As campuses across the country are roiled in paroxysms of self-righteous indignation over race, groups of black students, perhaps inspired and emboldened by the anarchistic successes at University of Missouri, have formed coalitions and presented elaborate, and breathtakingly audacious, lists of demands which they have nailed to the doors of their respective university administrations.

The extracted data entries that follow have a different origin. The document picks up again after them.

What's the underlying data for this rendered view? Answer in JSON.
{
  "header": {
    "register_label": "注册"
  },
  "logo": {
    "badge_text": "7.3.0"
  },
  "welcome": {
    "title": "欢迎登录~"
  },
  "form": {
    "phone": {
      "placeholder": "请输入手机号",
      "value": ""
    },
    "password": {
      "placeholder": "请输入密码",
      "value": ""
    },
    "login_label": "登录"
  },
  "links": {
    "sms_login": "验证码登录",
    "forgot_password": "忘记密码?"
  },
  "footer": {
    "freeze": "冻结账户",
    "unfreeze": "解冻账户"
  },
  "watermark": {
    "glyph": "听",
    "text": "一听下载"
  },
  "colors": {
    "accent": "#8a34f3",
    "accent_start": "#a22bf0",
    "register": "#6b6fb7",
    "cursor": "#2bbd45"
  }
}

An ever-growing list of these remarkably outrageous demands is even being archived at a site, The Demands.org, and which, as of this week, comprised the juvenile manifestos of groups on over 60 campuses, including calls for removals of college presidents (as happened at University of Missouri, as the most conspicuous and significant example), the renaming of buildings and schools named for racists and other moral reprobates (as happened at Princeton and indignation over its former president, Woodrow Wilson), and various similar calls for increased recruitment of minority faculty and students, enhanced centers and facilities for minority students, increased financial aid to “students of color” and other underrepresented groups, and a litany of other minority-centric benefits and amenities.
“The power to be found in victimization, like any power,” wrote Shelby Steele in The Content of Our Character, “is intoxicating and can lend itself to the creation of a new class of super-victims who can feel the pea of victimization under twenty mattresses.” Apparently, the new victims in the culture of aggrievement that seems to have overtaken our campuses have been irritated by the ‘hard pea’ of racism and want everyone else on campus to know and feel their pain, as well, since almost all the lists of demands from the campus crybullies includes one well-intentioned, but intellectually pernicious, item; namely, mandatory sensitivity training on the details of diversity, oppression, racism, and other maladies purportedly afflicting marginalized student groups on today’s campuses.